In our previous post, we discussed some of the evidence suggesting that technology is indeed endogenous and does respond to scarcities and prices.
Many economists have worked on modeling this type of endogeneity of technology and how it responds to prices. Remember the great economist John Hicks’s assertion, which we quoted in our previous post, about how higher price of a factor will tend to induce technological changes directed at economizing on that factor.
Hicks was not the only major figure to think about these issues. Charles Kennedy, Paul Samuelson, and Drandakis and Edmund Phelps all weighed in in the 1960s with various theoretical models. But in the age before micro-founded models of endogenous technology based on monopolistic competition, they faced a major challenge: how to model technological progress.
(The technical, but also conceptual, problem was this: If the production function of firms exhibited constant returns to scale in capital and labor, then they would have increasing returns to scale with technology being chosen by firms also, and this would make price-taking behavior impossible).
These models turned out to be not just tractable but also quite surprising in some aspects. In particular, as this paper shows, the implications are quite robust but also different from those that Hicks and others conjectured. But this is a topic for another time.
For our focus here, what is more important is the application of these ideas to the issues of resource scarcities and other environmental implications, which were studied in work by Daron, Philippe Aghion, Leonardo Bursztyn and David Hemous. This work does shed quite a different light on the debate between Ehrlich and Simon.
Recall Simon’s most important point: technology will endogenously respond to scarcities.
One of the results in this research provides a clear support for this line of reasoning: if oil gets scarcer over time, then technology will endogenously switch to cleaner sources of energy, reducing our dependence on oil.
So far so good.
But things are not really as rosy as Simon’s view would suggest.
The real problem isn’t the world running out of oil, but the world frying itself with all sorts of fossil fuels — not just oil but also coal. And coal doesn’t look like it will run out anytime soon.
More specifically, as production using fossil-fuel-based energy creates climate change, economic growth can indeed bring the downfall of the world as we know it (though the exact extent of this does depend on how the world will adjust to significant increases in average temperatures and the variability of climate, on which there is some debate).
In the process some sources of energy may become scarcer, but provided that there are other sources of “dirty” energy, such as coal, this won’t change the trajectory of fossil fuel consumption and climate change.
This research and a complementary paper by Daron, Ufuk Akcigit, Doug Hanley and Bill Kerr suggests that directed technological change may actually make things worse. To start with, dirty technologies are more advanced than clean technologies based on wind, solar power or geothermal (and even, more controversially, nuclear power). Given this state, directed technological change implies that private incentives will encourage firms and researchers to invest more in using and improving these dirty technologies — clean technologies are just too far behind and won’t be competitive, so it wouldn’t make private sense for people to invest much in them.
But in fact, the most important lesson of this work might be a perspective that brings Ehrlich and Simon together. Though the market without intervention fails and fails badly (think environmental disaster), government intervention can be hugely powerful because it leverages the endogeneity of technology and, as Simon posited, the power of the market to generate new technologies.
If the government intervenes and subsidizes clean research, then this can powerfully stave off an environmental disaster. That intervention is necessary comes from the fact that the market, by itself, will not internalize the negative impact it’s creating on the environment (and on future generations).
This is much more powerful than one might have imagined because of an interesting reasoning. Once the government intervenes by subsidizing clean research, this starts making clean technologies better and better over time. As they become sufficiently better and thus competitive with dirty technologies, the tables turn. Now private incentives that previously directed everybody to invest in and do research for dirty technologies start encouraging the advancement of clean technologies.
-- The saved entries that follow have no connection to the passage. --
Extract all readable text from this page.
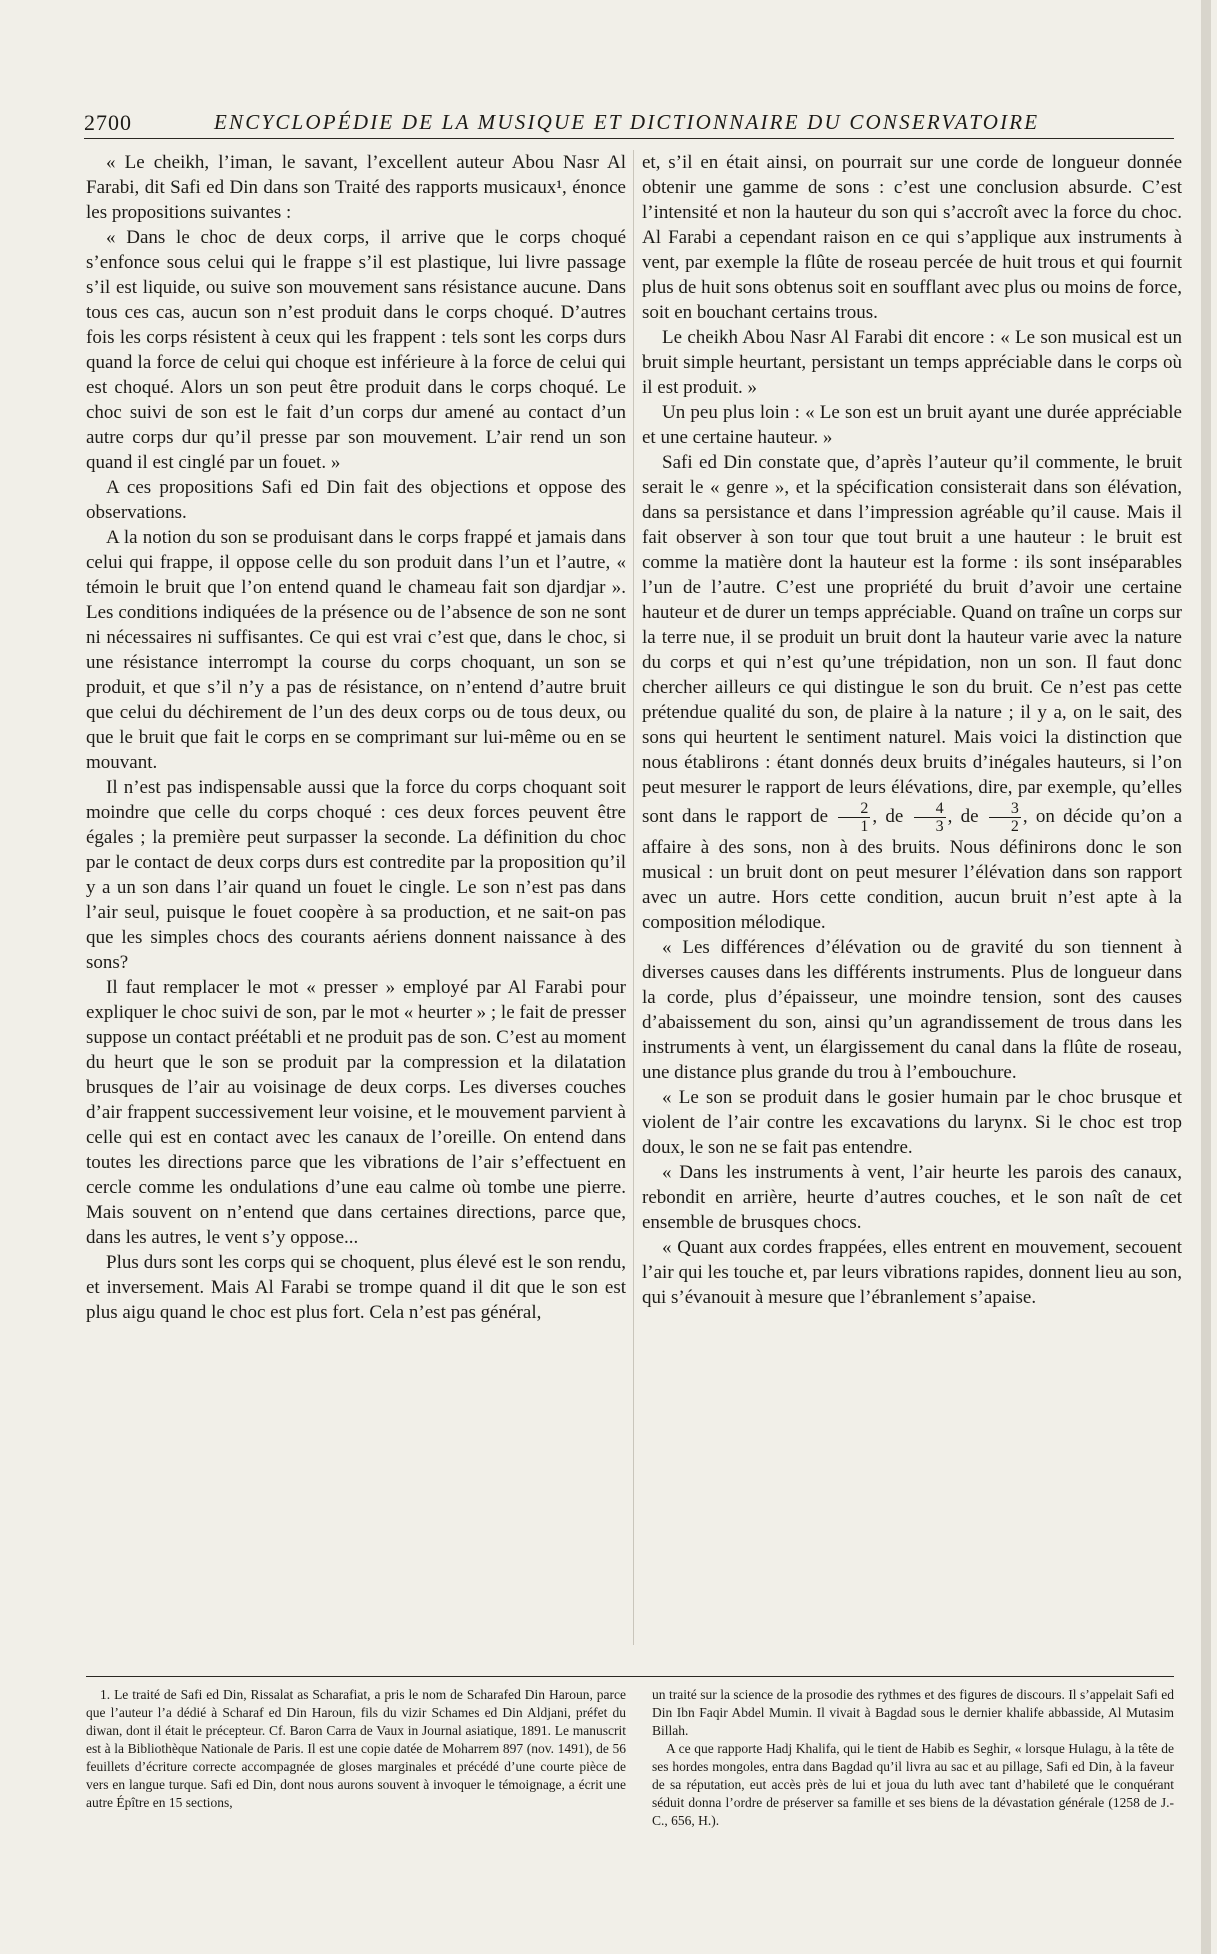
2700	ENCYCLOPÉDIE DE LA MUSIQUE ET DICTIONNAIRE DU CONSERVATOIRE

« Le cheikh, l’iman, le savant, l’excellent auteur Abou Nasr Al Farabi, dit Safi ed Din dans son Traité des rapports musicaux¹, énonce les propositions suivantes :

« Dans le choc de deux corps, il arrive que le corps choqué s’enfonce sous celui qui le frappe s’il est plastique, lui livre passage s’il est liquide, ou suive son mouvement sans résistance aucune. Dans tous ces cas, aucun son n’est produit dans le corps choqué. D’autres fois les corps résistent à ceux qui les frappent : tels sont les corps durs quand la force de celui qui choque est inférieure à la force de celui qui est choqué. Alors un son peut être produit dans le corps choqué. Le choc suivi de son est le fait d’un corps dur amené au contact d’un autre corps dur qu’il presse par son mouvement. L’air rend un son quand il est cinglé par un fouet. »

A ces propositions Safi ed Din fait des objections et oppose des observations.

A la notion du son se produisant dans le corps frappé et jamais dans celui qui frappe, il oppose celle du son produit dans l’un et l’autre, « témoin le bruit que l’on entend quand le chameau fait son djardjar ». Les conditions indiquées de la présence ou de l’absence de son ne sont ni nécessaires ni suffisantes. Ce qui est vrai c’est que, dans le choc, si une résistance interrompt la course du corps choquant, un son se produit, et que s’il n’y a pas de résistance, on n’entend d’autre bruit que celui du déchirement de l’un des deux corps ou de tous deux, ou que le bruit que fait le corps en se comprimant sur lui-même ou en se mouvant.

Il n’est pas indispensable aussi que la force du corps choquant soit moindre que celle du corps choqué : ces deux forces peuvent être égales ; la première peut surpasser la seconde. La définition du choc par le contact de deux corps durs est contredite par la proposition qu’il y a un son dans l’air quand un fouet le cingle. Le son n’est pas dans l’air seul, puisque le fouet coopère à sa production, et ne sait-on pas que les simples chocs des courants aériens donnent naissance à des sons?

Il faut remplacer le mot « presser » employé par Al Farabi pour expliquer le choc suivi de son, par le mot « heurter » ; le fait de presser suppose un contact préétabli et ne produit pas de son. C’est au moment du heurt que le son se produit par la compression et la dilatation brusques de l’air au voisinage de deux corps. Les diverses couches d’air frappent successivement leur voisine, et le mouvement parvient à celle qui est en contact avec les canaux de l’oreille. On entend dans toutes les directions parce que les vibrations de l’air s’effectuent en cercle comme les ondulations d’une eau calme où tombe une pierre. Mais souvent on n’entend que dans certaines directions, parce que, dans les autres, le vent s’y oppose...

Plus durs sont les corps qui se choquent, plus élevé est le son rendu, et inversement. Mais Al Farabi se trompe quand il dit que le son est plus aigu quand le choc est plus fort. Cela n’est pas général,

et, s’il en était ainsi, on pourrait sur une corde de longueur donnée obtenir une gamme de sons : c’est une conclusion absurde. C’est l’intensité et non la hauteur du son qui s’accroît avec la force du choc. Al Farabi a cependant raison en ce qui s’applique aux instruments à vent, par exemple la flûte de roseau percée de huit trous et qui fournit plus de huit sons obtenus soit en soufflant avec plus ou moins de force, soit en bouchant certains trous.

Le cheikh Abou Nasr Al Farabi dit encore : « Le son musical est un bruit simple heurtant, persistant un temps appréciable dans le corps où il est produit. »

Un peu plus loin : « Le son est un bruit ayant une durée appréciable et une certaine hauteur. »

Safi ed Din constate que, d’après l’auteur qu’il commente, le bruit serait le « genre », et la spécification consisterait dans son élévation, dans sa persistance et dans l’impression agréable qu’il cause. Mais il fait observer à son tour que tout bruit a une hauteur : le bruit est comme la matière dont la hauteur est la forme : ils sont inséparables l’un de l’autre. C’est une propriété du bruit d’avoir une certaine hauteur et de durer un temps appréciable. Quand on traîne un corps sur la terre nue, il se produit un bruit dont la hauteur varie avec la nature du corps et qui n’est qu’une trépidation, non un son. Il faut donc chercher ailleurs ce qui distingue le son du bruit. Ce n’est pas cette prétendue qualité du son, de plaire à la nature ; il y a, on le sait, des sons qui heurtent le sentiment naturel. Mais voici la distinction que nous établirons : étant donnés deux bruits d’inégales hauteurs, si l’on peut mesurer le rapport de leurs élévations, dire, par exemple, qu’elles sont dans le rapport de $\frac{2}{1}$ , de $\frac{4}{3}$ , de $\frac{3}{2}$ , on décide qu’on a affaire à des sons, non à des bruits. Nous définirons donc le son musical : un bruit dont on peut mesurer l’élévation dans son rapport avec un autre. Hors cette condition, aucun bruit n’est apte à la composition mélodique.

« Les différences d’élévation ou de gravité du son tiennent à diverses causes dans les différents instruments. Plus de longueur dans la corde, plus d’épaisseur, une moindre tension, sont des causes d’abaissement du son, ainsi qu’un agrandissement de trous dans les instruments à vent, un élargissement du canal dans la flûte de roseau, une distance plus grande du trou à l’embouchure.

« Le son se produit dans le gosier humain par le choc brusque et violent de l’air contre les excavations du larynx. Si le choc est trop doux, le son ne se fait pas entendre.

« Dans les instruments à vent, l’air heurte les parois des canaux, rebondit en arrière, heurte d’autres couches, et le son naît de cet ensemble de brusques chocs.

« Quant aux cordes frappées, elles entrent en mouvement, secouent l’air qui les touche et, par leurs vibrations rapides, donnent lieu au son, qui s’évanouit à mesure que l’ébranlement s’apaise.

1. Le traité de Safi ed Din, Rissalat as Scharafiat, a pris le nom de Scharafed Din Haroun, parce que l’auteur l’a dédié à Scharaf ed Din Haroun, fils du vizir Schames ed Din Aldjani, préfet du diwan, dont il était le précepteur. Cf. Baron Carra de Vaux in Journal asiatique, 1891. Le manuscrit est à la Bibliothèque Nationale de Paris. Il est une copie datée de Moharrem 897 (nov. 1491), de 56 feuillets d’écriture correcte accompagnée de gloses marginales et précédé d’une courte pièce de vers en langue turque. Safi ed Din, dont nous aurons souvent à invoquer le témoignage, a écrit une autre Épître en 15 sections,

un traité sur la science de la prosodie des rythmes et des figures de discours. Il s’appelait Safi ed Din Ibn Faqir Abdel Mumin. Il vivait à Bagdad sous le dernier khalife abbasside, Al Mutasim Billah.

A ce que rapporte Hadj Khalifa, qui le tient de Habib es Seghir, « lorsque Hulagu, à la tête de ses hordes mongoles, entra dans Bagdad qu’il livra au sac et au pillage, Safi ed Din, à la faveur de sa réputation, eut accès près de lui et joua du luth avec tant d’habileté que le conquérant séduit donna l’ordre de préserver sa famille et ses biens de la dévastation générale (1258 de J.-C., 656, H.).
Perhaps surprisingly, the government does not even need to intervene forever. Temporary (though not short-term) interventions are sufficient to redirect technological change towards clean technologies and slow down adverse climate change.
What about carbon taxes? Carbon taxes would do the same also, but interestingly they are not by themselves sufficient. Unless one is willing to have prohibitively high carbon taxes — enough not just to reduce carbon consumption today but to also change the future path of technological change — subsidies to clean research have an important role. And typically it would be very costly to have such high levels of carbon taxes anyway.
So bringing Ehrlich’s concern about the adverse implications of economic growth together with Simon’s insight that endogenous technology is a powerful force leads to new and somewhat hopeful insights.
But here’s the catch. Will governments actually do it? Will they choose the right levels of subsidies to clean research and carbon taxes to slow down and even stop climate change? Or will they just stick to business-as-usual until it’s too late? That brings us to our next topic: the politics of technology.